Ingeborg Luise Wallheimer Kahlenberg (Bremen, March 27, 1920 – New York, October 2, 1996) was a German-born photographer and member of the Dutch resistance during the Second World War. She was awarded the Resistance Memorial Cross (VHK), by Royal Dutch decree.

Ingeborg Wallheimer was born in Bremen in 1920 and moved to Amsterdam with her family in 1939. She met Fritz Kahlenberg, who taught her photography, while working for the Dutch Resistance They were both photographers for the resistance group De Ondergedoken Camera ("the Underground or Hidden Camera"). The group filmed and photographed German activities and the famine and privations suffered by the Dutch, beginning in November 1944. It operated covertly, in violation of Nazi restrictions against photography outside domestic spaces in the Netherlands. Photographs taken by Ingeborg Wallheimer and Fritz Kahlenberg were instrumental in convincing the Red Cross to make food drops in Holland.

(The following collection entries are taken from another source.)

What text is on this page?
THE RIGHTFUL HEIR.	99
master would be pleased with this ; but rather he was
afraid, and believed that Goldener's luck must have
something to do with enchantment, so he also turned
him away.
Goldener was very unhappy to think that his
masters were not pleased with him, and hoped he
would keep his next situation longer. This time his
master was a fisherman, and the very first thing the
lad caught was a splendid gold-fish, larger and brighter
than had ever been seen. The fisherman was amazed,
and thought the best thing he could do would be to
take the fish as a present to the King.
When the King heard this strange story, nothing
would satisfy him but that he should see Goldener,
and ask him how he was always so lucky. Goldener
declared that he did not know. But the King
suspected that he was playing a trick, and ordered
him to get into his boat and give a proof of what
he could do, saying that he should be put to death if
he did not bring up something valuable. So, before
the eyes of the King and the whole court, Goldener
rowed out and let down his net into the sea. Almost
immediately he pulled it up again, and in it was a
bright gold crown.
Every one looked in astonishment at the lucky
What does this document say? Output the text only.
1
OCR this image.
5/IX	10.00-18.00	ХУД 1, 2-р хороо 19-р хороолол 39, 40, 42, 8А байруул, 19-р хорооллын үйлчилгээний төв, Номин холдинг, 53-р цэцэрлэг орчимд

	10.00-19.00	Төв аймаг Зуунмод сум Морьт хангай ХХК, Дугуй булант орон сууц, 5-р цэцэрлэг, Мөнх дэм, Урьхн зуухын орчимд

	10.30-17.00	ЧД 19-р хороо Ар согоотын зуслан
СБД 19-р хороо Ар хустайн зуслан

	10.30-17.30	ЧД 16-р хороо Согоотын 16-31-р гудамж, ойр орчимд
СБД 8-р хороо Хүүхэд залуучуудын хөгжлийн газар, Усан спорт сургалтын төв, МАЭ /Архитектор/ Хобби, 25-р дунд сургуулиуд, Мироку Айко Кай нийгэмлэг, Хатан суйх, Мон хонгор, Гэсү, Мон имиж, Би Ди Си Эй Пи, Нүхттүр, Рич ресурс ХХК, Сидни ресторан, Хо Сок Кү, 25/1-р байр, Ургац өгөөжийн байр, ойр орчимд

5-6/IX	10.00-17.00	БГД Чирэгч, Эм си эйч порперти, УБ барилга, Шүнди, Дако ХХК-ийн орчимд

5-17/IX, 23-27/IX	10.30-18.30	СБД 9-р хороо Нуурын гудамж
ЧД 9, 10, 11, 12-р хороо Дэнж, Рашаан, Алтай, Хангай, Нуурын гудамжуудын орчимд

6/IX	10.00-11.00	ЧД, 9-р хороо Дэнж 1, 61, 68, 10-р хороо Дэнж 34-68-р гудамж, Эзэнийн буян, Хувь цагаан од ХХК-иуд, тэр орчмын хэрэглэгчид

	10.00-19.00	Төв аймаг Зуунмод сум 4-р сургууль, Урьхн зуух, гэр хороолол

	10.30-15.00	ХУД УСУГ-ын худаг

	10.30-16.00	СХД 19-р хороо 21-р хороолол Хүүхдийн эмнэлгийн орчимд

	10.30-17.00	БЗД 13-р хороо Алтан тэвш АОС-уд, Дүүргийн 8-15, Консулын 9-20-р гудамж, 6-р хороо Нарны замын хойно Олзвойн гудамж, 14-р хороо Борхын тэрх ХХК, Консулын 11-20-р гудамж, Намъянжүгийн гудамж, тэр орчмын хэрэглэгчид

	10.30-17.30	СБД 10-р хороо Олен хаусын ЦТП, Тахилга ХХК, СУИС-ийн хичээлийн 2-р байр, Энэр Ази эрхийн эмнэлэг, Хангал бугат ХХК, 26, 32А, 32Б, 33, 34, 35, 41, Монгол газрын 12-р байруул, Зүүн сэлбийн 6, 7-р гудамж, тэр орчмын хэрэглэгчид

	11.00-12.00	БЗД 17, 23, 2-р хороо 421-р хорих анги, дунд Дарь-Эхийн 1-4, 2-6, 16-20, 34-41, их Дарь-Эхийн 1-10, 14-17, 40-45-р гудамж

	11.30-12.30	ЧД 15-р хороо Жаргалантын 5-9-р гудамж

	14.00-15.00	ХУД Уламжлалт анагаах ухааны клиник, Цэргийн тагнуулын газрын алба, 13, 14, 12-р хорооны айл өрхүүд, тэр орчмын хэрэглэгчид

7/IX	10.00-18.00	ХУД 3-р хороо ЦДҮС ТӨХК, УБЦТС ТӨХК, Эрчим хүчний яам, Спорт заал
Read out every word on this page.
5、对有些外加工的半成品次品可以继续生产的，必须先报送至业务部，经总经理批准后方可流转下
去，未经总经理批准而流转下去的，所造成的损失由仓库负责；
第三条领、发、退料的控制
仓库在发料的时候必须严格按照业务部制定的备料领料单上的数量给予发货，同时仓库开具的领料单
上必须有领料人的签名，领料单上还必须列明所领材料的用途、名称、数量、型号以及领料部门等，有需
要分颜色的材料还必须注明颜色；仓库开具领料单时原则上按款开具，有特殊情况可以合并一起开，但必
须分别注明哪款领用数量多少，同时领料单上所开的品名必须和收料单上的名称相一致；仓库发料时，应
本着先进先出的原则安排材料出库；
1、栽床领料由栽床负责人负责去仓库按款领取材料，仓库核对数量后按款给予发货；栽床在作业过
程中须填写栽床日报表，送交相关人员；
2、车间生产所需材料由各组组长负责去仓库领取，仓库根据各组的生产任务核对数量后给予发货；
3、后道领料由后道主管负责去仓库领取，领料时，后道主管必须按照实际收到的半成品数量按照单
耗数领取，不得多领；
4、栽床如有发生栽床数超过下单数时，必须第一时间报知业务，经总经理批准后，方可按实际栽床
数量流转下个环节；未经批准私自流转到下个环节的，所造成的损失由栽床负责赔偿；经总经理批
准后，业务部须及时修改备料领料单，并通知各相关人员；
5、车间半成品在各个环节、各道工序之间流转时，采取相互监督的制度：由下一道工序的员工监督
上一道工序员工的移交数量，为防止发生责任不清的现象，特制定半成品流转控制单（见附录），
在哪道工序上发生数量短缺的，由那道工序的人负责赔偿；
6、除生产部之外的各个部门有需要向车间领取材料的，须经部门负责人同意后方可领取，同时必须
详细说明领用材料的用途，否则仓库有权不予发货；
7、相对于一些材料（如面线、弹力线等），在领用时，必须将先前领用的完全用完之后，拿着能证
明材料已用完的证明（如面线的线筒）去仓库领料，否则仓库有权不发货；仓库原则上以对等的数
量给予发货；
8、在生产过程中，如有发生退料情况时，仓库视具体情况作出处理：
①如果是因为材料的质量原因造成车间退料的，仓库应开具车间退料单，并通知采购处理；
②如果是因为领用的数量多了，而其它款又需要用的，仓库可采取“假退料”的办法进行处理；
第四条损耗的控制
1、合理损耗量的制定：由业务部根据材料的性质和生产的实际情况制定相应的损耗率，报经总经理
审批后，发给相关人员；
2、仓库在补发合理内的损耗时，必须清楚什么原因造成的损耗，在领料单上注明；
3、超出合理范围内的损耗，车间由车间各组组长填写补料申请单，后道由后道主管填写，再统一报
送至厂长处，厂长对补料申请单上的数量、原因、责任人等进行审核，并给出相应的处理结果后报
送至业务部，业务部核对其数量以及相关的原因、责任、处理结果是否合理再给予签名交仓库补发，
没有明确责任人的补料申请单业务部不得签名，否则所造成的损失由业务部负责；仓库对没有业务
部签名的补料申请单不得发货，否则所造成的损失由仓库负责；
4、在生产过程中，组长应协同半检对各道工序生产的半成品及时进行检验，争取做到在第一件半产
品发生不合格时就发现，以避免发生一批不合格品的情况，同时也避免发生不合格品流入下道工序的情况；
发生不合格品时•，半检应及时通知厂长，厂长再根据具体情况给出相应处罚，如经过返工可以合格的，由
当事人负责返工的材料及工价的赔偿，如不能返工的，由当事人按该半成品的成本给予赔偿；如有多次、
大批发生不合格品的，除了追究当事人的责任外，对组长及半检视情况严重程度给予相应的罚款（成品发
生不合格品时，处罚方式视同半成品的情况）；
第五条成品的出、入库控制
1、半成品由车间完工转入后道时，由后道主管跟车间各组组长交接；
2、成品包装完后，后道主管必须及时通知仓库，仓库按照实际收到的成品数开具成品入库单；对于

In addition to photography, Wallheimer's resistance activities included illegal communications, transporting armaments, and forgery. Kahlenberg and Wallheimer married in 1946 and emigrated to the United States in 1949. They founded a film production company, Film Authors, Inc., which produced documentaries.

The Jewish Museum in New York City featured an exhibition of work by members of the Hidden Camera group entitled The Illegal Camera: Photography in the Netherlands During the German Occupation, 1940–1945 in 1996. The Kahlenbergs died within two weeks of one another in October 1996, while the exhibition was on view.